Some Mexican pharmacies are selling full bottles of Adderall. But it’s actually meth.

The Los Angeles Times reported that some pharmacies in Mexico are selling fake Adderall pills over the counter, in bottles that look like they come from reputable drug companies. But the pills are not what they seem. Some contain methamphetamine, while others have appetite suppressants, acetaminophen or caffeine.

This is the result of a follow-up investigation by the Times, which first exposed the problem of methamphetamine-laced Adderall in Mexican pharmacies 10 months ago.

The new investigation found that the counterfeiters have become more sophisticated, offering a variety of substances as medications for attention deficit/hyperactivity disorder, and sometimes labeling them as Vyvanse, a similar drug. They also sell the pills in fake bottles, with fake codes, lot numbers and even holographic seals. In some cases, the same bottles were found in different stores or chains.

“It’s really bad to find out that pharmacies are selling whole bottles of fake medication, and clearly an effort has been made to make them look legitimate,” said Chelsea Shover, a UCLA researcher who published a study on counterfeit medications in Mexico earlier this year.

“There was some sense before that maybe the problem was largely confined to single pills, but clearly that’s not the case,” Shover said. “It sounds like the problem of counterfeit medications is a lot more widespread than we would have thought.”

Healthcare providers called the shift “very concerning,” and drug market experts said the sophistication of the faux bottles points to the involvement of large criminal organizations.

“This is clearly escalating, increasing the quality of the fakes,” said Vanda Felbab-Brown, a senior fellow at the Brookings Institution who studies organized crime. “That also suggests a systematic component — like the cartels.
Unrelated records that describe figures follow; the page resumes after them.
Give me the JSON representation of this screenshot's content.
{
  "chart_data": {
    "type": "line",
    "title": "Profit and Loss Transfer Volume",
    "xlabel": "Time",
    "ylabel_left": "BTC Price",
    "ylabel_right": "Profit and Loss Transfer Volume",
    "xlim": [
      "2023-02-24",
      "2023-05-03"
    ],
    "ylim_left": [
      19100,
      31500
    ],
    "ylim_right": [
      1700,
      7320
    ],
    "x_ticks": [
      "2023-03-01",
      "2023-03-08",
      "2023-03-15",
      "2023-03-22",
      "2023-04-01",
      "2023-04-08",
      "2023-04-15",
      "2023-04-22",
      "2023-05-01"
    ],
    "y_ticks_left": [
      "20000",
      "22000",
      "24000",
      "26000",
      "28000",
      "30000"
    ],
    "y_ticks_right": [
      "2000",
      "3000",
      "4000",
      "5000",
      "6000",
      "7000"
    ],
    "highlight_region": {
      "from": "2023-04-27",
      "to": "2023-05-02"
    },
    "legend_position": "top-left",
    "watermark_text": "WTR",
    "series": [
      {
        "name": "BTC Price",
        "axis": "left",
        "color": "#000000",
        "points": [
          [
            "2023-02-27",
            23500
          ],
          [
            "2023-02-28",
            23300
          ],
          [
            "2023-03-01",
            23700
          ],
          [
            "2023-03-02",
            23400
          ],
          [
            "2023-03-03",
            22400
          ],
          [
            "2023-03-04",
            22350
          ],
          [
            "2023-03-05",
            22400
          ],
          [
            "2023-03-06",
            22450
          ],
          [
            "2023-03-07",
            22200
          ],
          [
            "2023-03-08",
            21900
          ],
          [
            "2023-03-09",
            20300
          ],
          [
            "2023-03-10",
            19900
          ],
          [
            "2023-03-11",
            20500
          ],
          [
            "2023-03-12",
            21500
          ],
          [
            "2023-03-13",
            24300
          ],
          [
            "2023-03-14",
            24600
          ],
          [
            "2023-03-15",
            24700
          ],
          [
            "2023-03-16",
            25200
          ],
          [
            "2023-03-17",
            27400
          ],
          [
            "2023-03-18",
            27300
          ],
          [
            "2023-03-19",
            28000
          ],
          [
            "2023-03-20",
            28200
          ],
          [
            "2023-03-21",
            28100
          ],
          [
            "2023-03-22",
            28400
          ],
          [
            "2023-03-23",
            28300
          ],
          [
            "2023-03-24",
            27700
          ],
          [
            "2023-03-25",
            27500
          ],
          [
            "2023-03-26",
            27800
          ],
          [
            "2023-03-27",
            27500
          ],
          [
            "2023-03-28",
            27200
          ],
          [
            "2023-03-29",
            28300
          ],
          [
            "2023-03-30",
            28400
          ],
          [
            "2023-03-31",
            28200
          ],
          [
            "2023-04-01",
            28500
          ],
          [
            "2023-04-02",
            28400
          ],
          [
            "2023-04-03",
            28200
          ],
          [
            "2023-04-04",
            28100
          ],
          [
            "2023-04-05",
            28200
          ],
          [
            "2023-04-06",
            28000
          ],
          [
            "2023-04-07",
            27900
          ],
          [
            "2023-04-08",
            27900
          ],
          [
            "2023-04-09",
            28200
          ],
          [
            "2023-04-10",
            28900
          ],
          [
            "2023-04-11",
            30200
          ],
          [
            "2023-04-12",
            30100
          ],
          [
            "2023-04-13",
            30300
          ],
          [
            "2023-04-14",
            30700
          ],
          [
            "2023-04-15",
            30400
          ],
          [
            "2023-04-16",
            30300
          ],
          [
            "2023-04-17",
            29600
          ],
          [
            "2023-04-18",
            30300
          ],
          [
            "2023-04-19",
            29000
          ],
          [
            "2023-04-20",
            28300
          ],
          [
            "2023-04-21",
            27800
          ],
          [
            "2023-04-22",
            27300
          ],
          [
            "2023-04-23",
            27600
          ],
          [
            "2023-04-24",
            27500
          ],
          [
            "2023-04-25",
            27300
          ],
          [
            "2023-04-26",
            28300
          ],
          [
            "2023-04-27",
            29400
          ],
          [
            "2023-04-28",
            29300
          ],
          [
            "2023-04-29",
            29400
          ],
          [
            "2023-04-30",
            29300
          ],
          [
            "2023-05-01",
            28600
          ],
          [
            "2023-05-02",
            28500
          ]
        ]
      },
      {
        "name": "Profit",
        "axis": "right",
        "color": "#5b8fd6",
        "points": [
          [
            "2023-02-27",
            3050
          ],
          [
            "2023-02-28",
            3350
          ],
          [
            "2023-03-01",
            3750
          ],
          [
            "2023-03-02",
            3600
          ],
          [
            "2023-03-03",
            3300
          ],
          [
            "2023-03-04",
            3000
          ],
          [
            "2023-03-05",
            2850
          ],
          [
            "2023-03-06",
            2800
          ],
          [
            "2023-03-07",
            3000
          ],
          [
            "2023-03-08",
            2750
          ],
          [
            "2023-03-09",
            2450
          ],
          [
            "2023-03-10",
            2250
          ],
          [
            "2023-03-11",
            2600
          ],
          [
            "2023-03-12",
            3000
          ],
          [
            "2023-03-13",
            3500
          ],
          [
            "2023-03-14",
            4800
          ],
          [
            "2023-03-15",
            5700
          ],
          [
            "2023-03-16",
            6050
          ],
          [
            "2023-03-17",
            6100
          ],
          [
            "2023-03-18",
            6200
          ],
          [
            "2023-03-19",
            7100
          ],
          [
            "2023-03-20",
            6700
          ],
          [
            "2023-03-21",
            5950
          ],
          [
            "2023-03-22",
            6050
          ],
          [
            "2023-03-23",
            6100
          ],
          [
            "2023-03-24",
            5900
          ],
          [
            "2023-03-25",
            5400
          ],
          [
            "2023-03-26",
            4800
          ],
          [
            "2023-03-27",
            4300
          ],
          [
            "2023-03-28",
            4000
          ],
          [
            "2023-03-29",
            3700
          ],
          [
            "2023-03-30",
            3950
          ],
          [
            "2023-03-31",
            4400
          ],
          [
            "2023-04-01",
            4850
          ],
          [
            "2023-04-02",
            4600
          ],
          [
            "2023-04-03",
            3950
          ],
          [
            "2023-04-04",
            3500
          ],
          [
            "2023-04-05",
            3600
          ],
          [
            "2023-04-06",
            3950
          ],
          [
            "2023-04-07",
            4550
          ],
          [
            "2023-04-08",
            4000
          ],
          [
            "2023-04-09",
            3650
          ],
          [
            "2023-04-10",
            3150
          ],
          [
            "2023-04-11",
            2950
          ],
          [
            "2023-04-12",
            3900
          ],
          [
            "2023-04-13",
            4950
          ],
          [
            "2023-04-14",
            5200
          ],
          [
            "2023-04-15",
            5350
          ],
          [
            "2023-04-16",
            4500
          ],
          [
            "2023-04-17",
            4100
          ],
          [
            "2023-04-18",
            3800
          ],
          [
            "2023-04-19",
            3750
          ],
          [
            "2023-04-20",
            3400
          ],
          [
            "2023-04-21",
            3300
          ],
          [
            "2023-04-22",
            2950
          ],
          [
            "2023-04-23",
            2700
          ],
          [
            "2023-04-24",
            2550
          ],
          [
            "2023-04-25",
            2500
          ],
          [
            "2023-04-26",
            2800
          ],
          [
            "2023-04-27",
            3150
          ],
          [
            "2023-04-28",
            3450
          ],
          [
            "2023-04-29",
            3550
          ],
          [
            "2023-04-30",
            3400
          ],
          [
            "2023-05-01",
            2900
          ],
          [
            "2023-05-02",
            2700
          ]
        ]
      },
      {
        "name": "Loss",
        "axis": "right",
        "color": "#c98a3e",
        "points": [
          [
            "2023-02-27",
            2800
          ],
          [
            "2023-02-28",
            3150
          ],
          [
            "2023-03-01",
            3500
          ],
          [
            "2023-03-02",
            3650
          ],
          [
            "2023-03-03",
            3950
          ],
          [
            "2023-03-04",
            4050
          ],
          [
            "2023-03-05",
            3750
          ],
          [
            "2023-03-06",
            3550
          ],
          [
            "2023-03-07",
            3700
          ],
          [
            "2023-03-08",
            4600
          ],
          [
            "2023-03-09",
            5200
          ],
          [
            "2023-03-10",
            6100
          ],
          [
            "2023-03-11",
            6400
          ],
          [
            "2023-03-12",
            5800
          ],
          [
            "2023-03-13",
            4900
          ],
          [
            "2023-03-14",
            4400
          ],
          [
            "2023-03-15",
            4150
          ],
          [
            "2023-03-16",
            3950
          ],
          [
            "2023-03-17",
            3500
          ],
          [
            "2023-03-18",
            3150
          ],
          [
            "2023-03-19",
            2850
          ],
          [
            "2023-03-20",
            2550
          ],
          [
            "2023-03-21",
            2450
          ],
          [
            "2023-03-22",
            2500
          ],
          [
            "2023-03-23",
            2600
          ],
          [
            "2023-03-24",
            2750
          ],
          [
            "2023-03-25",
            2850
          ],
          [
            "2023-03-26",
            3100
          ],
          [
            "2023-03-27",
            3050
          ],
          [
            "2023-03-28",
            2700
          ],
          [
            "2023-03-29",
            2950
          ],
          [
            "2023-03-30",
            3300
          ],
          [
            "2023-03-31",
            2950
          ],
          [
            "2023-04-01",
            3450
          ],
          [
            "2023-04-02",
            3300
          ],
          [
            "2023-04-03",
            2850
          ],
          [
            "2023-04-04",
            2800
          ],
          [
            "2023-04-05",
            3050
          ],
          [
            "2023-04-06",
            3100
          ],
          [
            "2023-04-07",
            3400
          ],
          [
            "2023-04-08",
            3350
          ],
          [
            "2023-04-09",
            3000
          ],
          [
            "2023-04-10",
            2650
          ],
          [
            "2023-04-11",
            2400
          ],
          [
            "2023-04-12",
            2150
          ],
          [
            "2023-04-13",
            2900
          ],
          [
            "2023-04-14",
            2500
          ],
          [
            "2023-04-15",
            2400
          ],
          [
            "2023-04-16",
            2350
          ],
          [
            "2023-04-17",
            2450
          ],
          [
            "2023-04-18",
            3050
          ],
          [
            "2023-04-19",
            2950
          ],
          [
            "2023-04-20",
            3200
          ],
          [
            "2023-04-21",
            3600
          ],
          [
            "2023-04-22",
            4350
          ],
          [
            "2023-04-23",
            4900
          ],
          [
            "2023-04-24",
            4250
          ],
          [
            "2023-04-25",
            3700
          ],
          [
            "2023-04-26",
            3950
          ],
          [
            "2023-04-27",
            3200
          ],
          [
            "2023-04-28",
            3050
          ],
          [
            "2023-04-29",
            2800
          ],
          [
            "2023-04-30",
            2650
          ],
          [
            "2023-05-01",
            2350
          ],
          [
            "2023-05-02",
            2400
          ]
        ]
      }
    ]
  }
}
You wouldn’t have this consistency in the packaging if you didn’t have a big actor behind it.” Drug regulators in Mexico did not respond to requests for comment, although in recent months officials have cracked down with raids and seizures in multiple cities. Pharmacies in Mexico have long been known for selling a wide range of medications over the counter, many of which, in the United States, either require a prescription or are simply not available. But the official list of substances that can be legally prescribed in Mexico does not include Adderall — which makes it a prime target for counterfeiters catering to American travelers who can no longer get their medication at home.

The Times first began investigating counterfeit medications in January, when reporters traveled to Tijuana and Los Cabos and bought loose pills over the counter from several drugstores.

They found some of the pills sold as opioid painkillers were actually fentanyl, and all of the pills sold as Adderall were actually methamphetamine. Overall, the Times investigation found that 71% of the 17 pills tested came up positive for more powerful drugs. So reporters expanded the investigation to other border towns and tourist destinations, using at-home testing strips followed by confirmatory lab tests to determine the pills’ contents.